Sobre los embarazos no deseados en España
La otra noche estuve conversando largamente con una miga en Barcelona, su nombre es Cecilia y tiene apenas 24 años, vive sola en un apartamento desde los 19, que es cuando dejó Málaga para venirse a estudiar a Barcelona. La oportunidad de vivir con mayor intensidad el hecho de vivir sola no le preocupo hasta ahora. Tenia la sospecha de estar embarazada, me dijo mientras tomábamos un café luego de un delicioso almuerzo invitado por la alegría de volverla a ver después de unos años.

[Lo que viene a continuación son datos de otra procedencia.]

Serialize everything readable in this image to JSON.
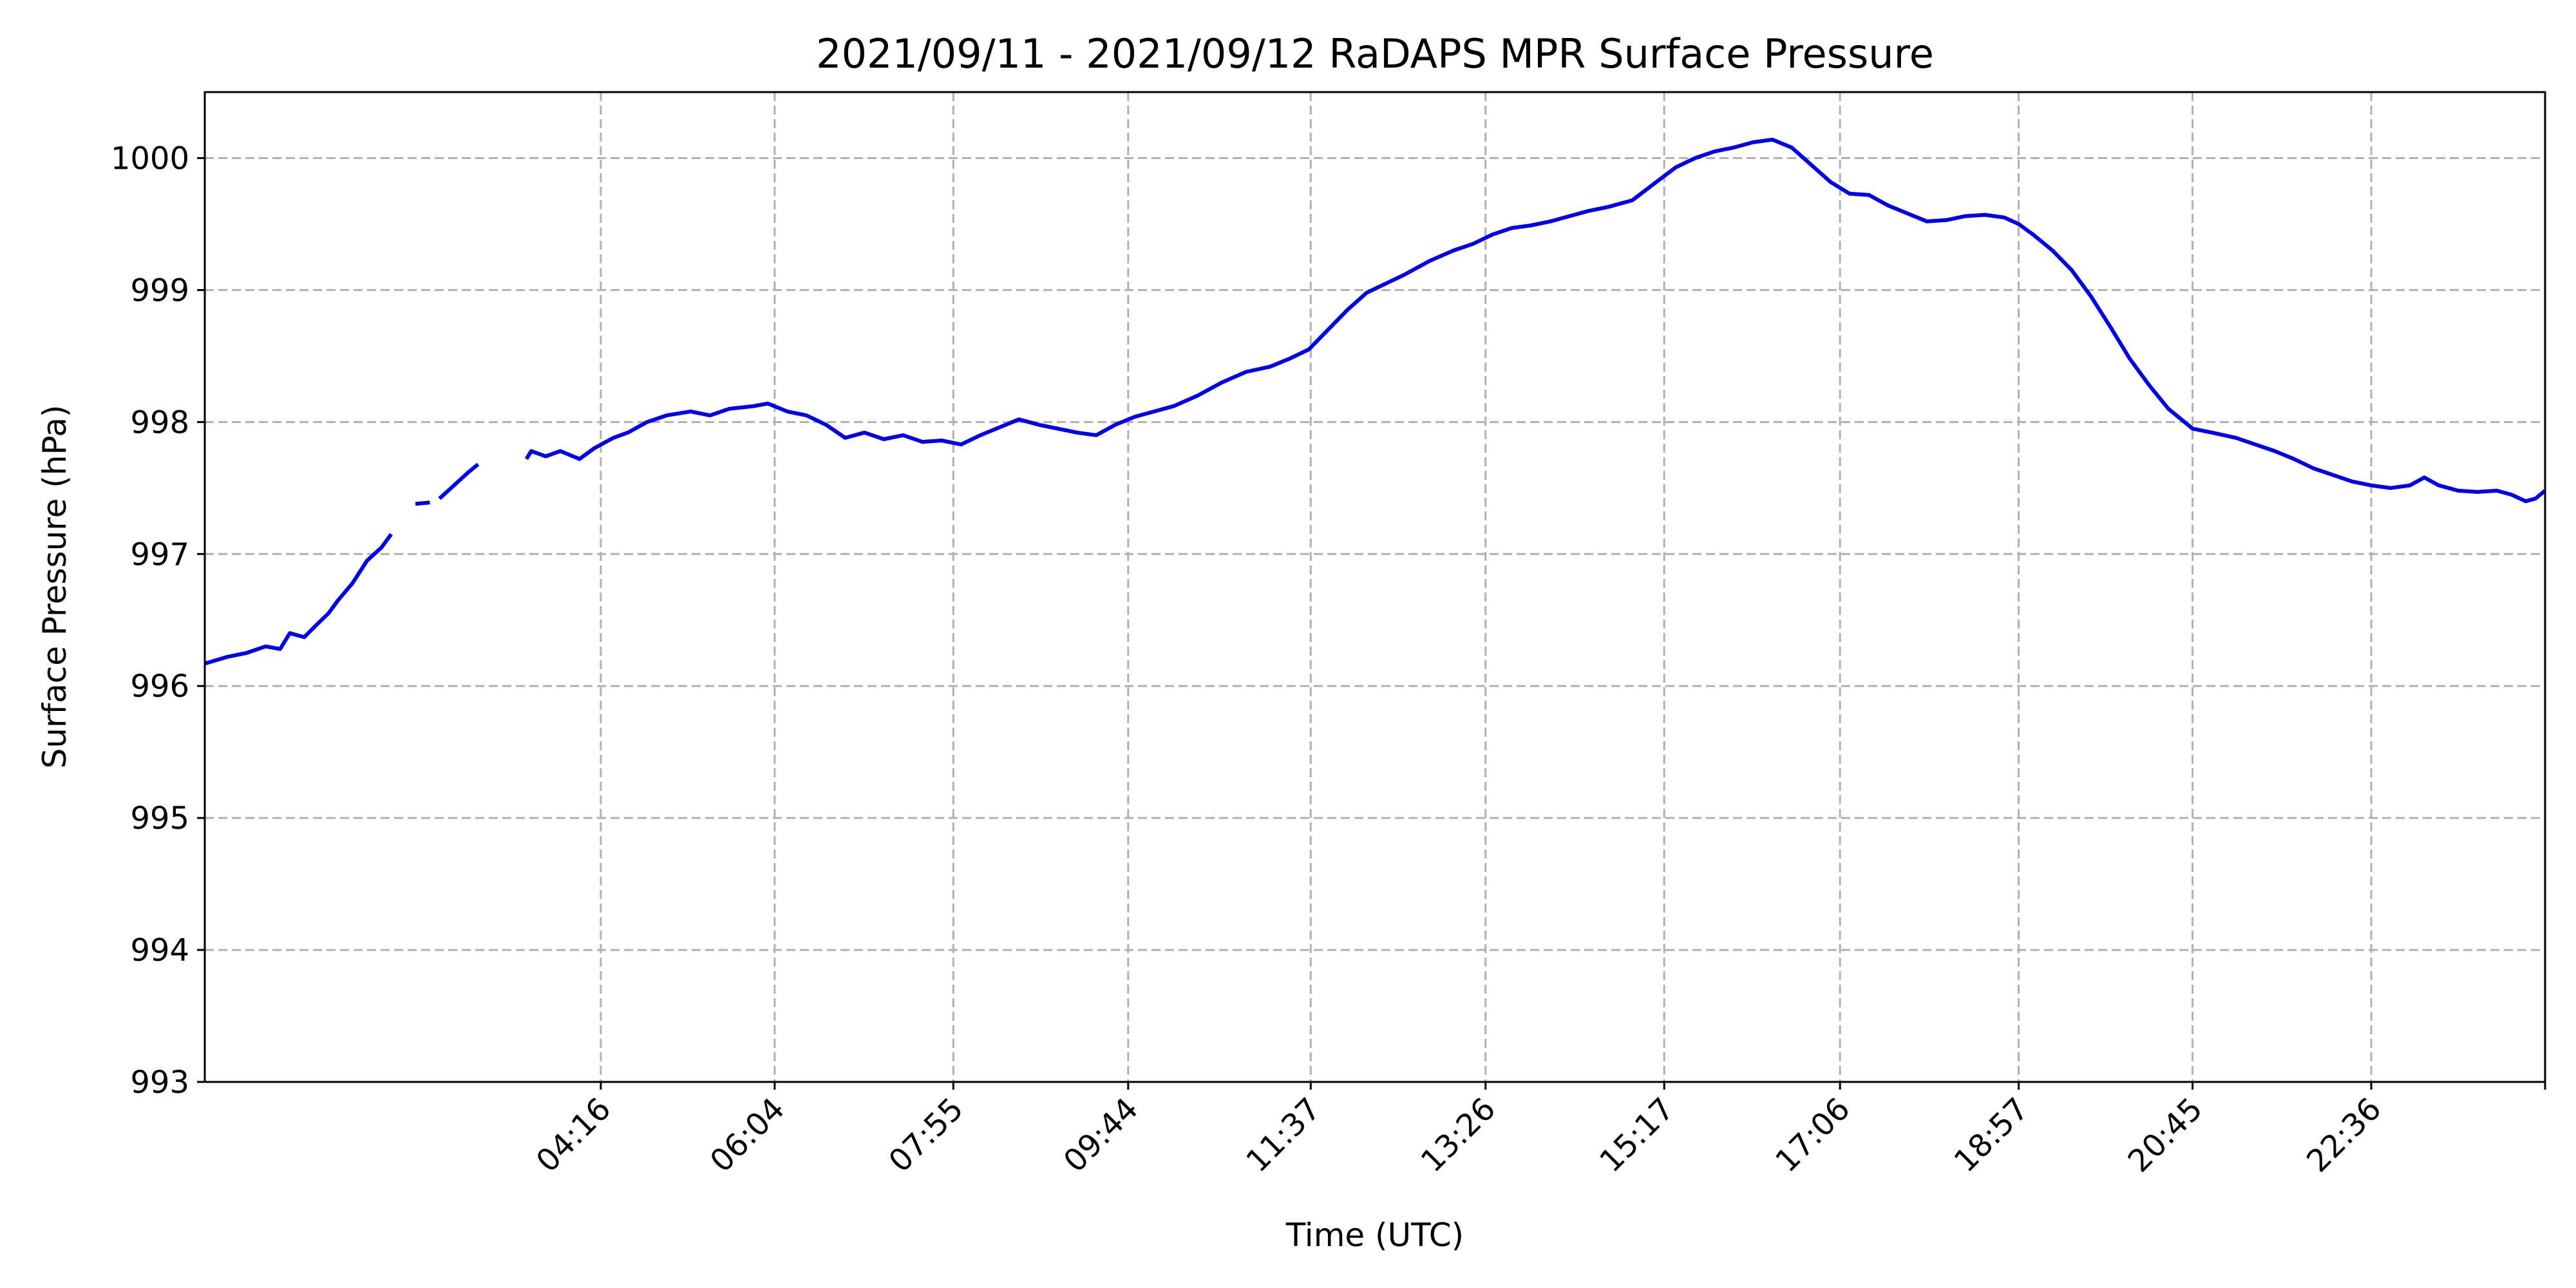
{
  "chart_data": {
    "type": "line",
    "title": "2021/09/11 - 2021/09/12 RaDAPS MPR Surface Pressure",
    "xlabel": "Time (UTC)",
    "ylabel": "Surface Pressure (hPa)",
    "x_unit": "hours UTC",
    "xlim": [
      0.17,
      24.4
    ],
    "ylim": [
      993,
      1000.5
    ],
    "x_ticks": [
      {
        "value": 4.27,
        "label": "04:16"
      },
      {
        "value": 6.07,
        "label": "06:04"
      },
      {
        "value": 7.92,
        "label": "07:55"
      },
      {
        "value": 9.73,
        "label": "09:44"
      },
      {
        "value": 11.62,
        "label": "11:37"
      },
      {
        "value": 13.43,
        "label": "13:26"
      },
      {
        "value": 15.28,
        "label": "15:17"
      },
      {
        "value": 17.1,
        "label": "17:06"
      },
      {
        "value": 18.95,
        "label": "18:57"
      },
      {
        "value": 20.75,
        "label": "20:45"
      },
      {
        "value": 22.6,
        "label": "22:36"
      },
      {
        "value": 24.4,
        "label": ""
      }
    ],
    "y_ticks": [
      993,
      994,
      995,
      996,
      997,
      998,
      999,
      1000
    ],
    "grid": true,
    "line_color": "#0000ee",
    "series": [
      {
        "segments": [
          [
            [
              0.17,
              996.17
            ],
            [
              0.4,
              996.22
            ],
            [
              0.6,
              996.25
            ],
            [
              0.8,
              996.3
            ],
            [
              0.95,
              996.28
            ],
            [
              1.05,
              996.4
            ],
            [
              1.2,
              996.37
            ],
            [
              1.35,
              996.48
            ],
            [
              1.45,
              996.55
            ],
            [
              1.55,
              996.65
            ],
            [
              1.7,
              996.78
            ],
            [
              1.85,
              996.95
            ],
            [
              2.0,
              997.05
            ],
            [
              2.1,
              997.15
            ]
          ],
          [
            [
              2.35,
              997.38
            ],
            [
              2.5,
              997.39
            ]
          ],
          [
            [
              2.6,
              997.42
            ],
            [
              2.75,
              997.52
            ],
            [
              2.9,
              997.62
            ],
            [
              3.0,
              997.68
            ]
          ],
          [
            [
              3.5,
              997.72
            ],
            [
              3.55,
              997.78
            ],
            [
              3.7,
              997.74
            ],
            [
              3.85,
              997.78
            ],
            [
              4.05,
              997.72
            ],
            [
              4.2,
              997.8
            ],
            [
              4.4,
              997.88
            ],
            [
              4.55,
              997.92
            ],
            [
              4.75,
              998.0
            ],
            [
              4.95,
              998.05
            ],
            [
              5.2,
              998.08
            ],
            [
              5.4,
              998.05
            ],
            [
              5.6,
              998.1
            ],
            [
              5.85,
              998.12
            ],
            [
              6.0,
              998.14
            ],
            [
              6.2,
              998.08
            ],
            [
              6.4,
              998.05
            ],
            [
              6.6,
              997.98
            ],
            [
              6.8,
              997.88
            ],
            [
              7.0,
              997.92
            ],
            [
              7.2,
              997.87
            ],
            [
              7.4,
              997.9
            ],
            [
              7.6,
              997.85
            ],
            [
              7.8,
              997.86
            ],
            [
              8.0,
              997.83
            ],
            [
              8.2,
              997.9
            ],
            [
              8.4,
              997.96
            ],
            [
              8.6,
              998.02
            ],
            [
              8.8,
              997.98
            ],
            [
              9.0,
              997.95
            ],
            [
              9.2,
              997.92
            ],
            [
              9.4,
              997.9
            ],
            [
              9.6,
              997.98
            ],
            [
              9.8,
              998.04
            ],
            [
              10.0,
              998.08
            ],
            [
              10.2,
              998.12
            ],
            [
              10.45,
              998.2
            ],
            [
              10.7,
              998.3
            ],
            [
              10.95,
              998.38
            ],
            [
              11.2,
              998.42
            ],
            [
              11.4,
              998.48
            ],
            [
              11.6,
              998.55
            ],
            [
              11.8,
              998.7
            ],
            [
              12.0,
              998.85
            ],
            [
              12.2,
              998.98
            ],
            [
              12.4,
              999.05
            ],
            [
              12.6,
              999.12
            ],
            [
              12.85,
              999.22
            ],
            [
              13.1,
              999.3
            ],
            [
              13.3,
              999.35
            ],
            [
              13.5,
              999.42
            ],
            [
              13.7,
              999.47
            ],
            [
              13.9,
              999.49
            ],
            [
              14.1,
              999.52
            ],
            [
              14.3,
              999.56
            ],
            [
              14.5,
              999.6
            ],
            [
              14.7,
              999.63
            ],
            [
              14.95,
              999.68
            ],
            [
              15.2,
              999.82
            ],
            [
              15.4,
              999.93
            ],
            [
              15.6,
              1000.0
            ],
            [
              15.8,
              1000.05
            ],
            [
              16.0,
              1000.08
            ],
            [
              16.2,
              1000.12
            ],
            [
              16.4,
              1000.14
            ],
            [
              16.6,
              1000.08
            ],
            [
              16.8,
              999.95
            ],
            [
              17.0,
              999.82
            ],
            [
              17.2,
              999.73
            ],
            [
              17.4,
              999.72
            ],
            [
              17.6,
              999.64
            ],
            [
              17.8,
              999.58
            ],
            [
              18.0,
              999.52
            ],
            [
              18.2,
              999.53
            ],
            [
              18.4,
              999.56
            ],
            [
              18.6,
              999.57
            ],
            [
              18.8,
              999.55
            ],
            [
              18.95,
              999.5
            ],
            [
              19.1,
              999.42
            ],
            [
              19.3,
              999.3
            ],
            [
              19.5,
              999.15
            ],
            [
              19.7,
              998.95
            ],
            [
              19.9,
              998.72
            ],
            [
              20.1,
              998.48
            ],
            [
              20.3,
              998.28
            ],
            [
              20.5,
              998.1
            ],
            [
              20.75,
              997.95
            ],
            [
              20.95,
              997.92
            ],
            [
              21.2,
              997.88
            ],
            [
              21.4,
              997.83
            ],
            [
              21.6,
              997.78
            ],
            [
              21.8,
              997.72
            ],
            [
              22.0,
              997.65
            ],
            [
              22.2,
              997.6
            ],
            [
              22.4,
              997.55
            ],
            [
              22.6,
              997.52
            ],
            [
              22.8,
              997.5
            ],
            [
              23.0,
              997.52
            ],
            [
              23.15,
              997.58
            ],
            [
              23.3,
              997.52
            ],
            [
              23.5,
              997.48
            ],
            [
              23.7,
              997.47
            ],
            [
              23.9,
              997.48
            ],
            [
              24.05,
              997.45
            ],
            [
              24.2,
              997.4
            ],
            [
              24.3,
              997.42
            ],
            [
              24.4,
              997.48
            ]
          ]
        ]
      }
    ]
  }
}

Madrid es una ciudad bohemia, una ciudad que no se detiene a descansar y Marcela –mi amiga- había sido embelezada por esa posibilidad desde que se mudó a esta ciudad. Nunca descuidó sus estudios, pero tampoco descuidó la buena vida y las fiestas imparables de los fines de semana, ya sea con amigas a las que llevaba a su apartamento para emborracharse cantándose cosas y relajándose por las intensivas clases o con amigos o chicos que conocía en los bares y discotecas y que muchas veces terminaba enamorándose de alguno por un tiempo que jamás superó los dos meses.
Así estuvo por años, solo calmaba su bohemia cada dos meses que sus padres o algún familiar la visitaba para asegurarse de su buen estado, mientras se dedicaba a sus estudios, a desarrollar su carrera de derecho y de idiomas. Marcela es una chica muy linda, muy sonriente y no difícil pensar que tuviera miles de pretendientes, infinidad de chicos esperando la oportunidad precisa para conquistarla con palabras bonitas. Muchos de ellos solo buscaban una cosa: sexo. Marcela me contaba que solo buscaba experimentar, conocer chicos, que ella solo quería vivir la vida y ser como es, sentirse libre y sin tener que darle explicaciones a nadie de lo que hacia. Era una chica muy liberal en ese entonces.
Hasta que conoció a un chico que la cautivó por completo. Este chico era mayor que ella por unos años y ya ejercía su profesión, se habían conocido en una discoteca y el amor brotó entre ellos al instante. Según me contó Marcela, su visión de la vida desde ese entonces comenzó a cambiar, dejó de interesarle la bohemia y las ganas de experimentar, me dijo que ese chico realmente la conquistó. El tiempo transcurrió y con él también transcurrieron muchas cosas que le hicieron notar lo enamorada que estaba. Marcela era una chica muy voluble y pasaba rápidamente a los extremos de una emoción. Resulta que después de casi año y medio de relación estable y feliz con el chico, ella jugaba con la idea de querer salir embarazada, el chico por supuesto que no le hacia caso, pero el destino se encargó de darle una lección.
Su excesiva ansiedad por vivir al máximo y experimentar sin reparos, le pasó factura. Si bien la relación con este chico le dio una relativa estabilidad, su impulsividad de emociones la llevó a desear cosas que posiblemente eran sensaciones pasajeras únicamente y no resultado de un verdadero sentimiento. Ahora lleva una semana de retraso y se arrepiente de todo. El chico que tanto quería desapareció del mapa, apenas se enteró de la noticia partió a Francia dándole prioridad a su futuro profesional. La relación había ido bien hasta entonces, pero jamás habían acordado planes a futuro.